Дядюшка Ау сидит в кресле-качалке, укрыв ноги клетчатым пледом. На стеллаже, упирающемся в потолок, богатая коллекция курительных трубок.

Мерно покачиваясь, кресло вполоборота повёрнуто к светлой стороне, где широкие вертикальные жалюзи прерывают солнечный поток. Дядюшка Ау разглагольствует, вовсе не глядя на посетителя.

– Некоторые вопросы не стоит задавать. – Его голос заглушается и ворсом ковра, и потрескиванием аппаратуры, сосредоточившейся у стола, о ребро которого опирается кисть правой руки говорящего. – Есть вопросы сходящиеся, на них в конце концов можно найти ответ, и расходящиеся, спорить о которых можно столетиями, в лучшем случае теряя время, в худшем – жизнь. Что, впрочем, одно и то же. Это как вирус, подчиняющий всё новые жертвы, становясь от этого действенной силой. Так, говорить о существовании пустоты всего лишь бесполезно. Я в состоянии представить себе, что могу её вообразить, и с меня довольно. Можно из собственных мыслей соорудить ступеньки, взбежать по ним, но там окажешься не в пустоте, а в одиночестве, отгородившись частью себя от мира; а это не одно и то же.

Кресло поскрипывает в унисон с электроникой; из-под стола мигают огоньки. Точка наблюдения перемещается вдоль стеллажа, таким образом дверь остаётся позади, а в поле зрения оказывается аскетическое лицо хозяина кабинета, чётко очерченное благодаря чёрной бороде и чистым тонам холодного света.

– Наивными и смешными выглядят попытки рассуждать о линиях и разветвлениях пути человека, особенно – о возможности как-то повлиять на собственный выбор пути.
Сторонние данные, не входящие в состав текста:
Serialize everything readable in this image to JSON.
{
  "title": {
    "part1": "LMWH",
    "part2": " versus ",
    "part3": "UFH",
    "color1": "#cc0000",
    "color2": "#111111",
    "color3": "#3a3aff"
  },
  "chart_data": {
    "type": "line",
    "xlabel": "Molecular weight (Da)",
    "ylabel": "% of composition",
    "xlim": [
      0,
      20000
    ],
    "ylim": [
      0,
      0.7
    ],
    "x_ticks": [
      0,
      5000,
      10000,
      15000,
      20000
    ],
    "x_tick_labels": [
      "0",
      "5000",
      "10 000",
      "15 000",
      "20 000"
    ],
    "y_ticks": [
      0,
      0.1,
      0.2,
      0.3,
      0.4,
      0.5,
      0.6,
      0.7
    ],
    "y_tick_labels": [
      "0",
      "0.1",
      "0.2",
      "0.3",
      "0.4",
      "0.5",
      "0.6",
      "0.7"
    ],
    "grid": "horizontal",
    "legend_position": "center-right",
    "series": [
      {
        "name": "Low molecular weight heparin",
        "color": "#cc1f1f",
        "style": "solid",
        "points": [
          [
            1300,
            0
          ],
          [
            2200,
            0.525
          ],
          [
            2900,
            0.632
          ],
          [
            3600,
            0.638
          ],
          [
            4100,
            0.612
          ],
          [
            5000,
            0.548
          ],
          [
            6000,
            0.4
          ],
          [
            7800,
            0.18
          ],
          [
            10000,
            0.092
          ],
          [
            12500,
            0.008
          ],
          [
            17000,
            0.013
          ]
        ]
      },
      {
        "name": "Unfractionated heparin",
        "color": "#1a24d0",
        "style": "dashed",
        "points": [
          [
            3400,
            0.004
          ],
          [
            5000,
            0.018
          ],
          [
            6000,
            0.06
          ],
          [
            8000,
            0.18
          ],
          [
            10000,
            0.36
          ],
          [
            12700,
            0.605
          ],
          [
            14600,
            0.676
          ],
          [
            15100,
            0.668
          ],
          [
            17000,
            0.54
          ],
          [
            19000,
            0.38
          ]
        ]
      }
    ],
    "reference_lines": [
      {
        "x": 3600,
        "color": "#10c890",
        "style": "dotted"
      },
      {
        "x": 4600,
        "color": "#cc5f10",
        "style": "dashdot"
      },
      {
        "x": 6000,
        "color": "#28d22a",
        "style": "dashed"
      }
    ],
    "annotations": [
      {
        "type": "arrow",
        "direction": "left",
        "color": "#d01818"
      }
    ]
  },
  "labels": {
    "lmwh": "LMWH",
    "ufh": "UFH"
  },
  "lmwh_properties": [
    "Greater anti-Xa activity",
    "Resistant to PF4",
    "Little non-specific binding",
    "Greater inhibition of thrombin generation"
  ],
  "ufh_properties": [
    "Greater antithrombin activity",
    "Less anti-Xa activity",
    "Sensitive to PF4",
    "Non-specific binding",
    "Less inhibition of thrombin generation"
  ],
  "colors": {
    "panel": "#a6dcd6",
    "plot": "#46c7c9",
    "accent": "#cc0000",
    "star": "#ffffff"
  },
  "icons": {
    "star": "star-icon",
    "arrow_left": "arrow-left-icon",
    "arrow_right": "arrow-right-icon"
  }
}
Ведь ничто из этого само по себе просто не существует. Однако когда вопрос, не имеющий ответа, но порождающий всё новые вопросы, оказывается задан, его бессмысленная первопричина никого уже не интересует, вирус поражает общество, и однажды оно взрывается.

Дядюшка Ау совершает неуловимое движение рукой, жалюзи тихонько уезжают в сторону, и открывается стеклянный ход в лоджию, напоминающую оранжерею своими высокими экзотическими растениями, названий для которых мы не знаем. Листья одних величиной напоминают лопух, у других они длинные, как у пальмы, а иные, наверняка обитатели пустынь, обделены покровом настолько, что больше походят на объект неосторожного эксперимента. Философ, наконец, поворачивает лицо, отбрасывает плед и пытается встать. Придерживая бок, со словами «ох!» и «опсешн» покидает кресло и принимает вертикальное положение, делая шаг к зелени и свету.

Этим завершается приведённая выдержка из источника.